Some of the specifications of the new stimulus bill reflect pain points from the first two rounds of aid that arrived earlier this year. For example, women- and minority-led businesses didn’t receive as much aid as other businesses.
The new stimulus package won’t include explicitly-designated grants for these entrepreneurs, but part of the $US284 billion in PPP will go to grants for veteran-, women-, and minority-owned businesses, Treyz said.
What’s more, the stimulus package will roll over certain temporary tax breaks, known as “extenders,” for several years or will be made permanent. For example, an excise tax break for distillers, beer brewers, and wine makers will be made permanent, Treyz said.
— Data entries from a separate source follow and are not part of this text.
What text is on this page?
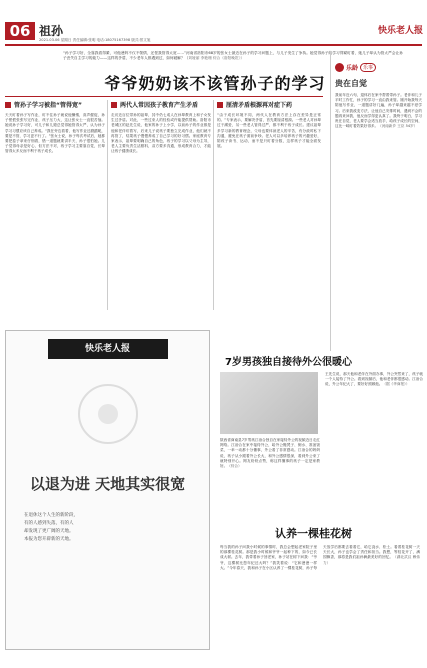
06 祖孙
2021.03.06 星期日 责任编辑:张明 电话:18075167398 版式:蔡文旭
快乐老人报
“孙子学习好，全靠我看得紧，可他爸妈不仅不领情，还怪我管得太宽……”河南省洛阳市68岁的张女士最近在孙子的学习问题上，与儿子发生了争执。她觉得孙子的学习得紧盯着，她儿子却认为管太严会让孙子丧失自主学习的能力——这样的矛盾，不少老年人都遇到过，如何破解？（刘娅丽 李艳珊 综合《洛阳晚报》）
爷爷奶奶该不该管孙子的学习
管孙子学习被指“管得宽”
天天盯着孙子写作业，盯不住孙子就说他懒惰，高声催促，孙子慌慌张张写完作业，孩子压力大，这让张女士一直很苦恼。她说孙子学习好，可儿子和儿媳总觉得她管得太严，认为孙子学习习惯应该自己养成。“我在旁边看着，他写作业还磨蹭呢，要是不管，学习更不行了。”张女士说，孙子每次考试后，她都要把卷子拿来仔细看，错一道题就要讲半天，孙子很怕她。儿子觉得母亲是好心，但方法不对，孩子学习主要靠自觉，长辈管得太多反而不利于孩子成长。
两代人常因孩子教育产生矛盾
走访近百位带孙的祖辈，其中仍七成人在孙辈教育上和子女发生过矛盾。对此，一些过来人的经验或许能提供帮助。洛阳市老城区的赵先生说，他家的孙子上小学，以前孙子的作业都是他和老伴盯着写，后来儿子说孩子要独立完成作业，他们就不再管了，结果孩子慢慢养成了自己学习的好习惯。家庭教育专家表示，祖辈要明确自己的角色，孩子的学习以父母为主导，老人主要负责生活照料，双方要多沟通，形成教育合力，才能让孩子健康成长。
厘清矛盾根源再对症下药
“由于成长环境不同，两代人在教育方法上存在差异是正常的。”专家表示，要解决矛盾，首先要厘清根源。一些老人对孙辈过于溺爱，另一些老人管得过严，都不利于孩子成长。建议祖辈多学习新的教育理念，父母也要体谅老人的辛苦，有分歧时私下沟通，避免在孩子面前争吵。老人可以多培养孩子的兴趣爱好，陪孩子读书、运动，而不是只盯着分数，这样孩子才能全面发展。
乐龄	乐事
贵在自觉
我前年近六旬，退休后在家中帮着带孙子。老伴和儿子平时工作忙，孙子的学习一直由我来管。刚开始我每天陪他写作业，一道题讲好几遍，孙子却越来越不爱学习。后来我改变方法，让他自己安排时间，遇到不会的题再来问我，他反而学得更认真了。我终于明白，学习贵在自觉，老人要学会适当放手，给孩子成长的空间，这比一味盯着效果好得多。（河南新乡 王臣 54岁）
快乐老人报
以退为进 天地其实很宽
在退休这个人生的新阶段，
有的人感到失落，有的人
却发现了更广阔的天地。
本报为您开辟新的天地。
7岁男孩独自接待外公很暖心
陕西省商南县7岁男孩江治合独自在家接待外公的视频近日走红网络。江治合在家中接待外公，给外公搬凳子、倒水、准备饭菜，一举一动都十分懂事，外公看了非常感动。江治合的妈妈说，孩子从小跟着外公长大，和外公感情很深，看到外公来了就特别开心。网友纷纷点赞，称这样懂事的孩子一定是家教好。（综合）
王先生说，那天他和老伴在外面办事，外公突然来了，孩子就一个人接待了外公。看到视频后，他和老伴都很感动。江治合说，外公年纪大了，要好好照顾他。（据《华商报》）
认养一棵桂花树
每当我的孙子问我小时候的事情时，我总会想起老家院子里的那棵桂花树。那是我小时候和爷爷一起种下的，如今已长成大树。去年，我带着孙子回老家，孙子站在树下问我：“爷爷，这棵树比您年纪还大吗？”我笑着说：“它和爸爸一样大。”今年春天，我和孙子在小区认养了一棵桂花树，孙子每天放学后都要去看看它，给它浇水、松土。看着桂花树一天天长大，孙子也学会了责任和担当。我想，等桂花开了，满园飘香，那将是我们祖孙俩最美好的回忆。（湖北武汉 赖伟力）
The excise tax distilleries pay on their goods is based on how much liquor is produced, benefiting smaller distilleries that produce far less than large-scale companies.
While the stimulus package will save some businesses, it’s arriving too late for others. Nearly 100,000 businesses have permanently closed since the start of the pandemic, according to Yelp’s Economic Impact Report that was published in September.
“A lot of small businesses have shuttered and this loan isn’t going to reopen them,” Treyz said.